Definition. If \(\{Z_{n}\}_{n=0}^{N}\) is a sequence adapted to a filtration \(\{{\cal F}_{n}\}\), the sequence \(\{U_{n}\}_{n=0}^{N}\) defined by
\[\left\{\begin{array}{l}
U_{N}\equiv Z_{N},\\
U_{n}\equiv\max\{Z_{n},\mathbb{E}[U_{n+1}|{\cal F}_{n}]\}\mbox{ for }n\leq N-1
\end{array}\right .\]
is called the Snell envelope of \(\{Z_{n}\}\). \(\sharp\)
Theorem. The Snell envelope \(\{U_{n}\}\) of \(\{Z_{n}\}\) is a supermartingale, and is the smallest supermartingale dominating \(\{Z_{n}\}\); i.e., \(U_{n}\geq Z_{n}\) for all \(n\). \(\sharp\)
Proposition. \(T_{0}\equiv\inf\{n\geq 0:U_{n}=Z_{n}\}\) is a stopping time, and the stopped sequence \(\{U_{n\wedge T_{0}}\}\) is a martingale. \(\sharp\)
We write \({\cal T}_{n,N}\) for the set of stopping times taking values in \(\{n,n+1,\cdots ,N\}\). We next see that the Snell envelope solves the optimal stopping problem.
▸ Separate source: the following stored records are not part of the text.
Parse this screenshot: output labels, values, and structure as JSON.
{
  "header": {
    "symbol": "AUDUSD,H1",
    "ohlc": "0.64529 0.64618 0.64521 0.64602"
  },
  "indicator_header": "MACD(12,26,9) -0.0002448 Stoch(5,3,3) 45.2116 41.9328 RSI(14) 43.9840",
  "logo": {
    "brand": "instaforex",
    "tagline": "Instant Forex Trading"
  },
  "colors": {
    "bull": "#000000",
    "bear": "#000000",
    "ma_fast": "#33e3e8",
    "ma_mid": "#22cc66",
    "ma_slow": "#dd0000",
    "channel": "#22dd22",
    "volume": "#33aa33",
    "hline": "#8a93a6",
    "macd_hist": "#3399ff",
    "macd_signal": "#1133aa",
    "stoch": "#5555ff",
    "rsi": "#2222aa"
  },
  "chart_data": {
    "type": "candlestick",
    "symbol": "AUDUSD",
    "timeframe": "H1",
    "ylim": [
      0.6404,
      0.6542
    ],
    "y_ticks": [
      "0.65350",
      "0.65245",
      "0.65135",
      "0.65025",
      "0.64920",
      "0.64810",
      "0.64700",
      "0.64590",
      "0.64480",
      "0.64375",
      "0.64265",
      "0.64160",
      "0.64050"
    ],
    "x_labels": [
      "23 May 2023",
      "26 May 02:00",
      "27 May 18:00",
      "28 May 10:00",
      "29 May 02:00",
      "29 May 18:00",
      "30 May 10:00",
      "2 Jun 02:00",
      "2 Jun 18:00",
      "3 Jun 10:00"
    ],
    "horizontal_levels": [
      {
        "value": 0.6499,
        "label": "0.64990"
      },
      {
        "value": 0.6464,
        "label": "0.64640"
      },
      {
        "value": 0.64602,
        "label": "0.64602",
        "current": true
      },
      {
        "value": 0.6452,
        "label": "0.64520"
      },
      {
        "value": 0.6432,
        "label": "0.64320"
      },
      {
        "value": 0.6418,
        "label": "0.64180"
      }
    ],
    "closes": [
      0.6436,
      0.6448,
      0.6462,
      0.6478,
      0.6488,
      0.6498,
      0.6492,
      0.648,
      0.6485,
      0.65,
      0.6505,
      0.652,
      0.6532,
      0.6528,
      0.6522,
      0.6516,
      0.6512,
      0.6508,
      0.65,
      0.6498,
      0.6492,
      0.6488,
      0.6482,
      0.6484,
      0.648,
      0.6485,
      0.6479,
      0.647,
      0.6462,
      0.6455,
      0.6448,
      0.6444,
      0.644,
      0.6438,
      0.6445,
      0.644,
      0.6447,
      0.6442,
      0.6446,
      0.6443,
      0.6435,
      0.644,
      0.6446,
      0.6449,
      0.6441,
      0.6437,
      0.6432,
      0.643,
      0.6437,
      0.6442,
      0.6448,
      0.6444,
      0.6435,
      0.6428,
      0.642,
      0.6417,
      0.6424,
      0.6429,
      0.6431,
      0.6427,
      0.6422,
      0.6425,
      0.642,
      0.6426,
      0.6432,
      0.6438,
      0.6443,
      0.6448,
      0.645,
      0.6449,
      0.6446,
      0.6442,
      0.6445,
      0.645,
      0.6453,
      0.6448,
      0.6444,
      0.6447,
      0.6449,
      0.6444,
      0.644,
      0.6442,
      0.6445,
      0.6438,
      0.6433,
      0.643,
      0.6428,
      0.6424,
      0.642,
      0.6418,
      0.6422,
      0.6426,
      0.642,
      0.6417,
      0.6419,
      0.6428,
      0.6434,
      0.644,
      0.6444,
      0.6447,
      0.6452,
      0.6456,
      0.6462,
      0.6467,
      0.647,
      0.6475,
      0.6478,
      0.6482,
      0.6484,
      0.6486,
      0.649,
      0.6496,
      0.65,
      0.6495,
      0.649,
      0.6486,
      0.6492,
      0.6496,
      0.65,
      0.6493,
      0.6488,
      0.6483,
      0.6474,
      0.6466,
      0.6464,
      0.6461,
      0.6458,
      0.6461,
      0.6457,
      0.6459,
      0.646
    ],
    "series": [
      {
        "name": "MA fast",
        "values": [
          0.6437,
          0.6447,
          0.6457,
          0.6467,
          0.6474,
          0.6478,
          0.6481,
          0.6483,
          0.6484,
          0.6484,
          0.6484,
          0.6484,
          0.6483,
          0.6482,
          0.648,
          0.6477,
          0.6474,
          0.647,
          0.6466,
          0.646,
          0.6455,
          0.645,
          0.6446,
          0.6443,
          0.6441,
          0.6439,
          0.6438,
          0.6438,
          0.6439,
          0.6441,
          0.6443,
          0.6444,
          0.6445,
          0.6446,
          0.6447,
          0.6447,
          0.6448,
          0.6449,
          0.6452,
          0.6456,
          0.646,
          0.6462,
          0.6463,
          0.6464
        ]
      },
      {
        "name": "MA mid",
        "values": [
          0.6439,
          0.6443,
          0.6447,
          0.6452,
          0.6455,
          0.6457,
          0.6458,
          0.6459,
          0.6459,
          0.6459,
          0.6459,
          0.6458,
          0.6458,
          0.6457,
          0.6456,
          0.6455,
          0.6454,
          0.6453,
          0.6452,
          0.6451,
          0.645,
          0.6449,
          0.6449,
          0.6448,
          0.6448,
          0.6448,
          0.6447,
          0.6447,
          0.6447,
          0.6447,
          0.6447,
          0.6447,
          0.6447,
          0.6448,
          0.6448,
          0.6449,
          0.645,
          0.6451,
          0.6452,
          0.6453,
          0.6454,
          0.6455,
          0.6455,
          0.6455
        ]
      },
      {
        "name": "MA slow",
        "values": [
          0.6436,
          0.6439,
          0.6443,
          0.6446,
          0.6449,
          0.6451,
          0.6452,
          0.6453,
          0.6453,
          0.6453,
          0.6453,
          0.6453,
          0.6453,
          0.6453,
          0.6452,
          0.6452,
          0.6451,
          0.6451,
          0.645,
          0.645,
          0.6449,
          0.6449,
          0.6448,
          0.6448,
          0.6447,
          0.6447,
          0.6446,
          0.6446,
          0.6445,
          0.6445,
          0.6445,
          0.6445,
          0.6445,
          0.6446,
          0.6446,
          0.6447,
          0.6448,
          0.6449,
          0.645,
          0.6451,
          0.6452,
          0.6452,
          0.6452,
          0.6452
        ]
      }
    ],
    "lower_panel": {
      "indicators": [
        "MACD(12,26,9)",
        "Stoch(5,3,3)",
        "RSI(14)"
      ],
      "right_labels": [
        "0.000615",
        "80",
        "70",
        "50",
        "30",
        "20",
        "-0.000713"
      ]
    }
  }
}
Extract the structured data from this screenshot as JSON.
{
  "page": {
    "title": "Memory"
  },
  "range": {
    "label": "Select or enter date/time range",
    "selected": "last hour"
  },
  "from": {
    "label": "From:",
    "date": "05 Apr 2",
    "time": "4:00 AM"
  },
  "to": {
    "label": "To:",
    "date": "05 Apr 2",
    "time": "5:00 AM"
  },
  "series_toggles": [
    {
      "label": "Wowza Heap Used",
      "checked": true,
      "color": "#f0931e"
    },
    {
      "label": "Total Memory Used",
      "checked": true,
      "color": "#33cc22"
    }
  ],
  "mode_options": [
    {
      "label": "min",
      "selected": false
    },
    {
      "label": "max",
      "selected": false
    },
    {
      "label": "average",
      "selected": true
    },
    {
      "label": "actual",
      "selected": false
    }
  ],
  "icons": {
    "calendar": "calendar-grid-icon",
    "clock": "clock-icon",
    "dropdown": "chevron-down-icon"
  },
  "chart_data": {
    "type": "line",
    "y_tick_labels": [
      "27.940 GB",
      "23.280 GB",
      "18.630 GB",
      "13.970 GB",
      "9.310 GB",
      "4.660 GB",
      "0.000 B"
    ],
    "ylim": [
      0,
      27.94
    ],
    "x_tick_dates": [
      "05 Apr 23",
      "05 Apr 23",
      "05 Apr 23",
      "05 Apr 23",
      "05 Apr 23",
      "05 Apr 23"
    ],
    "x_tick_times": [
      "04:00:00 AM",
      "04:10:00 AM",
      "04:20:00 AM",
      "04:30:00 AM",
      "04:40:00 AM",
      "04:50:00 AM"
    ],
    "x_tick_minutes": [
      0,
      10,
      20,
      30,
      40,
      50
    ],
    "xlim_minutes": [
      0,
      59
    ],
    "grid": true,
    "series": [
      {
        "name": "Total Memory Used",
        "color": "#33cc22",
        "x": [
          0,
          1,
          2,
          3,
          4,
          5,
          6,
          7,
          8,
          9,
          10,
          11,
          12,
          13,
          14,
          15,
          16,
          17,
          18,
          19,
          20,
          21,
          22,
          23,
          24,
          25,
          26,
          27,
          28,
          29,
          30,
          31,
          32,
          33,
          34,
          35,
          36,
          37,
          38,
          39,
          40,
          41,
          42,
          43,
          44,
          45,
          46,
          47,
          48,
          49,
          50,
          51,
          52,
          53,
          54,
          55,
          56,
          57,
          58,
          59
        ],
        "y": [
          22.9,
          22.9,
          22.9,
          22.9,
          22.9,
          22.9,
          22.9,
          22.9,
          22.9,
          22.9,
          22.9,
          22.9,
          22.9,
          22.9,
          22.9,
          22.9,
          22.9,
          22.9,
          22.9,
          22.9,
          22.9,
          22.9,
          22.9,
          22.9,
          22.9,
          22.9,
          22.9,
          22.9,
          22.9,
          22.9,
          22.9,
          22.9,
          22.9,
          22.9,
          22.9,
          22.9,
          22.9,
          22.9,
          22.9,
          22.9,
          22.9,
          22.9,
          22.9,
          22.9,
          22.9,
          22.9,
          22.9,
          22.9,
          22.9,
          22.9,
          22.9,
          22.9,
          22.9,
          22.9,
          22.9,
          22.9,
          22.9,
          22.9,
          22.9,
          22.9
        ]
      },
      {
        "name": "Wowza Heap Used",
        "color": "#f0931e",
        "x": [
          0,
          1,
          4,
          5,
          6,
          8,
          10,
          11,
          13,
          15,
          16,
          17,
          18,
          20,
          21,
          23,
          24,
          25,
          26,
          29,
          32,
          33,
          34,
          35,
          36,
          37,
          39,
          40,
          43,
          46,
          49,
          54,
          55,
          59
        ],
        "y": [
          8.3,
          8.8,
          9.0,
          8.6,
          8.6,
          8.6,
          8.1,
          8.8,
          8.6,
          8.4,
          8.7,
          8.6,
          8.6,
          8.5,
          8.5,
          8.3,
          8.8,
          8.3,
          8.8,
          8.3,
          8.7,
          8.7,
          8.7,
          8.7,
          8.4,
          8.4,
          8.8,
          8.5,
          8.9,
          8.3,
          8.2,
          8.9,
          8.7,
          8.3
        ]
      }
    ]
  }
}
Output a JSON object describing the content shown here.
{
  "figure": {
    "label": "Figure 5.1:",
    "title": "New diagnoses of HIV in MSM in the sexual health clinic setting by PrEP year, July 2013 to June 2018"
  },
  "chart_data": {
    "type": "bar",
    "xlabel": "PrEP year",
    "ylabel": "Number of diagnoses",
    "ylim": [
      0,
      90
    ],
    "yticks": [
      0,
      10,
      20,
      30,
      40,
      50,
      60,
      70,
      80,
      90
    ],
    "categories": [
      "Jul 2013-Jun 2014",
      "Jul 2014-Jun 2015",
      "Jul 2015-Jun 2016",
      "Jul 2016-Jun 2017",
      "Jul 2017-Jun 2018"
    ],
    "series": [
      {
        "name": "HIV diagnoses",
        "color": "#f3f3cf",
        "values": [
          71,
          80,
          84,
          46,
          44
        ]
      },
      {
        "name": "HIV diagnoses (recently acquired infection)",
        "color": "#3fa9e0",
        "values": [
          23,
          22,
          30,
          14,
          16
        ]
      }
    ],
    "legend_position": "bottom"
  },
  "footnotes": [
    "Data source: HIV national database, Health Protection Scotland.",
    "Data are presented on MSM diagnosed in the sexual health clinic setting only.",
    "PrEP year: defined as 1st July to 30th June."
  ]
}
Proposition. \(T_{0}\) solves the optimal stopping problem for \(\{Z_{n}\}\)
\[U_{0}=\mathbb{E}[Z_{T_{0}}|{\cal F}_{0}]=\sup\{\mathbb{E}[Z_{T}|{\cal F}_{0}]:T\in {\cal T}_{0,N}\}. \sharp\]
The same argument, starting at time \(n\) rather than time \(0\), gives
Corollary. If \(T_{n}\equiv\inf\{j\geq n:U_{j}=Z_{j}\}\), then
\[U_{n}=\mathbb{E}[Z_{T_{n}}|{\cal F}_{n}]=\sup\{\mathbb{E}[Z_{T}|{\cal F}_{n}]:T\in {\cal T}_{n,N}\}. \sharp\]
As we are attempting to maximize the payoff by stopping \(\{Z_{n}\}\) at the most advantageous time, the Corollary shows that \(T_{n}\) gives the best stopping time that is realistic: it maximizes the expected payoff given only information currently available. We thus call \(T_{0}\) or \(T_{n}\) the optimal stopping time for the problem.